New Year's resolution: Vanquish technology vices

It’s another new year—time to buckle down and make some resolutions that will improve your life. You may plan to lose weight, quit smoking, or hit the gym; but how about cleaning up your act with the computer, too? Here are a few ways to kick bad computing habits.

Stop littering your desktop

The desktop is a convenient place to store files, because you can see them easily and get to them quickly. But it can get messy, just like a real desk. What’s worse, with Windows, applications stick shortcuts there; eventually, dozens of shortcuts may clog your desktop, hampering your ability to find the files you want to use.

Does your Desktop look like this? Resolve to be neater in the new year.

The first step in cleaning up these files is to sort them. On both Macs and PCs, the Desktop is a folder as well as a virtual space. On a Mac, right-click the desktop, choose Sort By from the contextual menu, and choose a sort criterion. On Windows, right-click and choose Arrange Icons By or Sort By (depending on the version of Windows you’re using); then choose a criterion.

If you're tired of sifting through a random heap of files on your Desktop, consider sorting icons by Name, Date Added, or whatever else might help you find files more quickly.

Sort first by Date Modified to find files that have remained unchanged for an especially long time. Shunt these off to a folder elsewhere, and give the folder a name like Desktop Clutter. Then look for specific types of files that you might want to park in your archives. Candidates may include Word files you use for work, photos that people have sent you, and PDF files that you downloaded to read.
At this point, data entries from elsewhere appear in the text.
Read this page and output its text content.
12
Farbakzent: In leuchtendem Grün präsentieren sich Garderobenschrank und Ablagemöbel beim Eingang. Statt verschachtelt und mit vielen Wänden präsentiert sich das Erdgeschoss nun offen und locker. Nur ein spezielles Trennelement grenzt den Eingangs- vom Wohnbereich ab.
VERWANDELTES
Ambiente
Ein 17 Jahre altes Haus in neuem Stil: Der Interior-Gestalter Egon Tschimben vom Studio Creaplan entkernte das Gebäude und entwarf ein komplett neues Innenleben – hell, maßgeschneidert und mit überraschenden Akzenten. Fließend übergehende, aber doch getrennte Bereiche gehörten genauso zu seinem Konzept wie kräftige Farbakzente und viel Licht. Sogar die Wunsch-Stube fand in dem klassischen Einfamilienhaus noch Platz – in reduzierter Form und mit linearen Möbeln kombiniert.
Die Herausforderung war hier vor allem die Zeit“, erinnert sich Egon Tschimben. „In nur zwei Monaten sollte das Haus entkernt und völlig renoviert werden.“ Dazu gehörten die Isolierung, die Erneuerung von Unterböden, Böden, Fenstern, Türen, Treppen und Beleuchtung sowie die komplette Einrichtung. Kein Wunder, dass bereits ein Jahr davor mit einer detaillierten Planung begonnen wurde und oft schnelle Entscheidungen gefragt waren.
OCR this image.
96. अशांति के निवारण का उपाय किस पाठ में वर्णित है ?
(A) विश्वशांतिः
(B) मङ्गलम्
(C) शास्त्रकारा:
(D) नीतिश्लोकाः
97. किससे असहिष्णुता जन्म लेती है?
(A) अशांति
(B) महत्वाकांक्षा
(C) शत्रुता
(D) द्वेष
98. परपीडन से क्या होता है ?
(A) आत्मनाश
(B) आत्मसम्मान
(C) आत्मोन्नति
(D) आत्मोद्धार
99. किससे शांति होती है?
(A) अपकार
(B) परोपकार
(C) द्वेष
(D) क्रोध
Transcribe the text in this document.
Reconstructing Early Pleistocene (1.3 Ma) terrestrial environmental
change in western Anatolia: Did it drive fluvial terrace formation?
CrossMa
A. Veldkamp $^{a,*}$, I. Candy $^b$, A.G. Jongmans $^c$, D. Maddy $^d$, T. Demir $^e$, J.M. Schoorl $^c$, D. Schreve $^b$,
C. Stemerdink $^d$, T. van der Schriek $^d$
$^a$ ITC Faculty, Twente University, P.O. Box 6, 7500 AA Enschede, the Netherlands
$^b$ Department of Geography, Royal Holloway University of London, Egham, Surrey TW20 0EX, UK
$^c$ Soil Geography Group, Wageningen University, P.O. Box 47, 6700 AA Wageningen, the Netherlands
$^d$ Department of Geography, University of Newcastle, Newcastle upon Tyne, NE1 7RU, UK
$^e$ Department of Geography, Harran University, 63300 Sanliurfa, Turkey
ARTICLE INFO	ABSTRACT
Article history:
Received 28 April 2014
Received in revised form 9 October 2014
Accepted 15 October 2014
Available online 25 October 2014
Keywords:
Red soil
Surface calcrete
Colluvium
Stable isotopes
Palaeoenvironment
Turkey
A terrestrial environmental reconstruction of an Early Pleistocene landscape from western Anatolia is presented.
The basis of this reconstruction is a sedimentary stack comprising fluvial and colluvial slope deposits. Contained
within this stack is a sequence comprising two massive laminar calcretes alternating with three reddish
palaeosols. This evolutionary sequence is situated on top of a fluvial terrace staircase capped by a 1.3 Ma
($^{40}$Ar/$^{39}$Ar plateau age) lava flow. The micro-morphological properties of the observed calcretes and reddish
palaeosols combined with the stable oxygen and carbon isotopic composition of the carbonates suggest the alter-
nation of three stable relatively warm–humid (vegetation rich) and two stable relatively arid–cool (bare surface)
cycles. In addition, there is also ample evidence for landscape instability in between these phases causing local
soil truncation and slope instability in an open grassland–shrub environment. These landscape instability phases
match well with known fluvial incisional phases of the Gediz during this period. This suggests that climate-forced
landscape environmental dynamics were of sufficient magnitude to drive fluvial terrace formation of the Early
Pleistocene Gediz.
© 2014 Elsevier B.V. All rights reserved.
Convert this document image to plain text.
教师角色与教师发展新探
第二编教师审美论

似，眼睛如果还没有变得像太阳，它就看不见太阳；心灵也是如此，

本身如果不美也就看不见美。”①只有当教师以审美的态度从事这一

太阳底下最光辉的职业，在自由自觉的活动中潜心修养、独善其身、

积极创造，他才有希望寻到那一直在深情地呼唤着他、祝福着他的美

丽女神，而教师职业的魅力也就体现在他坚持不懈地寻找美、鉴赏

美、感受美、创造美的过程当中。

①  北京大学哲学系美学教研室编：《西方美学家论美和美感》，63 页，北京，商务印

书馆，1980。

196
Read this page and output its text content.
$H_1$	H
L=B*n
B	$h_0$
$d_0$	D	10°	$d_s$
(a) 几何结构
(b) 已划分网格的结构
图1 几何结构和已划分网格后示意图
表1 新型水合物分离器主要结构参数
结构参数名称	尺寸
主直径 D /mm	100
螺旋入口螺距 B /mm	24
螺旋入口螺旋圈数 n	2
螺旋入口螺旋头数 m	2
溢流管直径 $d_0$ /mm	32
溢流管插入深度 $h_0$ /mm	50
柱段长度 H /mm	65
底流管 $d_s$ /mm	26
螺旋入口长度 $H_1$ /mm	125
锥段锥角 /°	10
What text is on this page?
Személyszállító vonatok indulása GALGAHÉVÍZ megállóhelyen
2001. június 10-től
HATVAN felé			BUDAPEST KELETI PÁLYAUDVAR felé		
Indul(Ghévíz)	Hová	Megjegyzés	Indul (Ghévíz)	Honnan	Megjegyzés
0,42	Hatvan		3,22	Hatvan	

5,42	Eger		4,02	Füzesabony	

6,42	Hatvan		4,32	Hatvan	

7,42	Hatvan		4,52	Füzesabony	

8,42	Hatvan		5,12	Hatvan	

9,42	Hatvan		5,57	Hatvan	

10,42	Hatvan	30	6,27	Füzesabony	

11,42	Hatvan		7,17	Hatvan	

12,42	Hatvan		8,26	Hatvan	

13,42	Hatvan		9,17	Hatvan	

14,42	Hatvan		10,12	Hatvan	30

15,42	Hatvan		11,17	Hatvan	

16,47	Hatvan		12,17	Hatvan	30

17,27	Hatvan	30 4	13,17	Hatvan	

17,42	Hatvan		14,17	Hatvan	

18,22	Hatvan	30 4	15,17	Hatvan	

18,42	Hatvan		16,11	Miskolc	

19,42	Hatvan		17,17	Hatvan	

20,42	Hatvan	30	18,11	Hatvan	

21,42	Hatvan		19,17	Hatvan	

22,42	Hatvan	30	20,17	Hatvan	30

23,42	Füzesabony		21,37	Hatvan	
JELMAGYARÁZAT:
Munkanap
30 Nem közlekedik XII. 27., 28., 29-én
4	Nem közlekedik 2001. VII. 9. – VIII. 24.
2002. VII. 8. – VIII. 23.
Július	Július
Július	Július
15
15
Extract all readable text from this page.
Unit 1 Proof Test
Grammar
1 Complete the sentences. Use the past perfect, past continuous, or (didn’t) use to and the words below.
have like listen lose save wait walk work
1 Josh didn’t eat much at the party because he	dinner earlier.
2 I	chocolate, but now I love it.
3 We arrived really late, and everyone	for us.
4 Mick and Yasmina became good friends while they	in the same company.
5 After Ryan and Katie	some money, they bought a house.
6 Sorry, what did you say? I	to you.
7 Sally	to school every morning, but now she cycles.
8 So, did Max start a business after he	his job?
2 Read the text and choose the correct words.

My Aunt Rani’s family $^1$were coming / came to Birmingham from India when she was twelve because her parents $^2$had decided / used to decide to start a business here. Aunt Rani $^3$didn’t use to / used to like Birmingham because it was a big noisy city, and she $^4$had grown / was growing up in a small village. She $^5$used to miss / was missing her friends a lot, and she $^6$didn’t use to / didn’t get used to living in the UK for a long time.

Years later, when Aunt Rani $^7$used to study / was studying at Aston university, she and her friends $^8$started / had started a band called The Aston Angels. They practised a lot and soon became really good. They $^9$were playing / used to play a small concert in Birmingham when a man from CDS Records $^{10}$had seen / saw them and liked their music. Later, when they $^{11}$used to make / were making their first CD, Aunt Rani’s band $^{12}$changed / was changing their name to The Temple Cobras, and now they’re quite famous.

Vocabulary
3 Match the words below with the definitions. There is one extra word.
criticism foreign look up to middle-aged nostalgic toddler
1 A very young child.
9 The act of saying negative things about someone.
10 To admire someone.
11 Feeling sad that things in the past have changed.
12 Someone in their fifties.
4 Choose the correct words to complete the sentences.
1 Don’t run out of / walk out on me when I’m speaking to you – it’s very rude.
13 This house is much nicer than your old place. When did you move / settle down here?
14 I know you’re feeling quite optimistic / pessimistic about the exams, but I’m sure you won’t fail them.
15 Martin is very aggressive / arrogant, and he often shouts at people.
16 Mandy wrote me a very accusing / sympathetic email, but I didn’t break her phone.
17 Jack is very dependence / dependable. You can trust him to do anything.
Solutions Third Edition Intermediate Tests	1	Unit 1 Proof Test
You may want to arrange the remaining files on your desktop by date modified, or by name, so that you can find them more easily. After you’ve cleaned up your desktop, you can do the same thing in your Downloads folder.

Stop using the same password

One of the most dangerous of computing vices is to reuse the same password for multiple purposes. If you use the same password for, say, your Gmail account, your Facebook account, and your bank’s website, a crook who figures it out can steal your identity. And with your email password in hand, a bad guy can send password reset requests to other websites, and establish new passwords for for your accounts there, as well.

I won’t go into detail about passwords; this Macworld article tells you what you need to know to tighten up your password security. But I will give you a couple of tips.

First, learn to distinguish between websites that need a secure password and ones that don’t. Your email account, bank website, and any site with personal information (such as Facebook), are very important, and need the most secure passwords. But at a site that you log on to simply to play games, post comments, or participate in forums, can can get by with simpler passwords. For the former, learn to make strong passwords, and use a password manager so you don’t have to remember them. For other sites, try to come up with passwords than aren’t obvious, but that you can remember.

You may need to enter some passwords manually, even if you have a password manager. For example, if you have an iTunes account, you must enter your Apple ID manually; and you may need to do so often, when you buy music or movies, or when you buy apps on an iPhone. So make a strong password that you can remember. Use something long—12 characters or more—with, for example, a combination of two words and some digits, making sure to use one or two capital letters. For example, you might use a name, a word, and a memorable series of digits like this: joHn296Window.

Clean up your smartphone

You don't have to keep every app you've ever downloaded. In your iPhone's Settings, you can see which ones take up the most space.

Even if you love smartphone apps, don’t make yourself swipe through screen after screen of apps you never use. These rejected apps can clutter up your phone and occupy valuable space. It’s easy to delete them, and cleaning out your phone once a year can be a good thing.

On an iPhone, you have two options for cleaning house. The first is to tap and hold an app until its icon wiggles, and then tap the x icon in its upper-left corner. Once your apps are wiggling, you can delete any of them by tapping the x icon. When you’re done, press the Home button to stop the wiggling.

The second way to remove iPhone apps has the advantage of letting you see how much space each one takes up on your iPhone. To start, go to Settings > General > Usage. In the Storage section, scroll down a bit and tap Show All Apps. You’ll see a list of all the apps on your iPhone, and how much space they and their files consume. To delete an app, tap its name, and then tap Delete App.

To accomplish the same thing on an Android phone, go to Settings > Applications > Manage Applications. You’ll see a list of apps in different locations: Downloaded, Running, All, and On SD card. Tap one of these icons, tap an app name, and then tap Uninstall to delete it.